PyTorch Docker nightly triggers ml-cpp-pr-builds with DOCKER_IMAGE set to
ml-linux-dependency-build:pytorch_latest for compile steps. validate_pytorch_allowlist
incorrectly reused that image; torch there cannot load MKL (libmkl_intel_lp64.so.2).
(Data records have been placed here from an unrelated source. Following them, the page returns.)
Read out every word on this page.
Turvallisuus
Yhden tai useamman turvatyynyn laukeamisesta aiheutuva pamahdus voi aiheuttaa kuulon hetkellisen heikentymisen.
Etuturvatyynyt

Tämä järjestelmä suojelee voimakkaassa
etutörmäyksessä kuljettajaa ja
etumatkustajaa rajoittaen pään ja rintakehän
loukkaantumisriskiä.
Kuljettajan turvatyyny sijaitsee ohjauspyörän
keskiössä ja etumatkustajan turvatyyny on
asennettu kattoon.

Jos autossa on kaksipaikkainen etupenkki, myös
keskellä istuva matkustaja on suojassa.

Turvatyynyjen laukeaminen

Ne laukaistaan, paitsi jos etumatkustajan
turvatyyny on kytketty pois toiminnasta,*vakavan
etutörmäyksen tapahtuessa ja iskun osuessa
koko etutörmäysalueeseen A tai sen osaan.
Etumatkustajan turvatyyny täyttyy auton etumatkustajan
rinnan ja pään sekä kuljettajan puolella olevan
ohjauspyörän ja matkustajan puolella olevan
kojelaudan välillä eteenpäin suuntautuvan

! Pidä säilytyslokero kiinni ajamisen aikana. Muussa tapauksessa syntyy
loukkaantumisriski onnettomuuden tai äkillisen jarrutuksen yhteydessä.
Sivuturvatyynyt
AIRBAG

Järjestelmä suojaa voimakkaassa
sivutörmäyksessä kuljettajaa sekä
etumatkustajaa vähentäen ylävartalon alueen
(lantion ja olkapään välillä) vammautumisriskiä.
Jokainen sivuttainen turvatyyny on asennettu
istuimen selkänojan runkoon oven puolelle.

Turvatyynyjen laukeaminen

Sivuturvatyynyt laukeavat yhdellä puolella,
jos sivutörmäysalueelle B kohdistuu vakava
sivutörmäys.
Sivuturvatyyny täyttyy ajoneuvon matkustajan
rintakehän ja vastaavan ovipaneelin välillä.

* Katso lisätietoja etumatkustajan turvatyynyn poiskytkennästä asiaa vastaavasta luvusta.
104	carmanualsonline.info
Only use DOCKER_IMAGE for allowlist validation when it is an ml-linux-build image;
otherwise keep the default ml-linux-build:34.

Made-with: Cursor
---
 .../validate_pytorch_allowlist.yml.sh          | 18 ++++++++++++++----
 1 file changed, 14 insertions(+), 4 deletions(-)
diff --git a/.buildkite/pipelines/validate_pytorch_allowlist.yml.sh b/.buildkite/pipelines/validate_pytorch_allowlist.yml.sh
index fc7fad301..c5e5cf7b7 100755
--- a/.buildkite/pipelines/validate_pytorch_allowlist.yml.sh
+++ b/.buildkite/pipelines/validate_pytorch_allowlist.yml.sh
@@ -8,10 +8,20 @@
 # compliance with the Elastic License 2.0 and the foregoing additional
 # limitation.
 
-# Use the same Docker image as the build steps — it has Python 3.12 and
-# the source-built torch package, giving exact version parity with the
-# libtorch that pytorch_inference links against.
-VALIDATION_IMAGE="${DOCKER_IMAGE:-docker.elastic.co/ml-dev/ml-linux-build:34}"
+# Use an image that has Python 3.12, source-built torch, and MKL under
+# /usr/local/gcc133 so `import torch` matches ml-cpp's libtorch linkage.
+#
+# Child pipelines (e.g. PyTorch Docker nightly via build_pytorch_docker_image.yml.sh)
+# set DOCKER_IMAGE to ml-linux-dependency-build:pytorch_latest for *compile* agents.
+# That image does not ship MKL next to torch; reusing it here reproduces
+# libmkl_intel_lp64.so.2 errors. Only honour DOCKER_IMAGE when it is a ml-linux-build
+# image; otherwise default to the published ml-linux-build tag.
+DEFAULT_VALIDATION_IMAGE="docker.elastic.co/ml-dev/ml-linux-build:34"
+if [[ -n "${DOCKER_IMAGE:-}" && "${DOCKER_IMAGE}" == *ml-linux-build* ]]; then
+  VALIDATION_IMAGE="${DOCKER_IMAGE}"
+else
+  VALIDATION_IMAGE="${DEFAULT_VALIDATION_IMAGE}"
+fi
 
 cat <<EOL
 steps:

From 24b3781fc6120370bb23f2816ab7d5693c195827 Mon Sep 17 00:00:00 2001
From: Ed Savage <ed.savage@elastic.co>
Date: Wed, 29 Apr 2026 11:02:27 +1200
Subject: [PATCH 2/5] [ML] Stage Intel MKL into pytorch_latest image (match
 linux_image)

Install intel-oneapi-mkl-devel-2024.0 in the builder and copy MKL lib/ into
/usr/local/gcc133 before building PyTorch, mirroring dev-tools/docker/linux_image.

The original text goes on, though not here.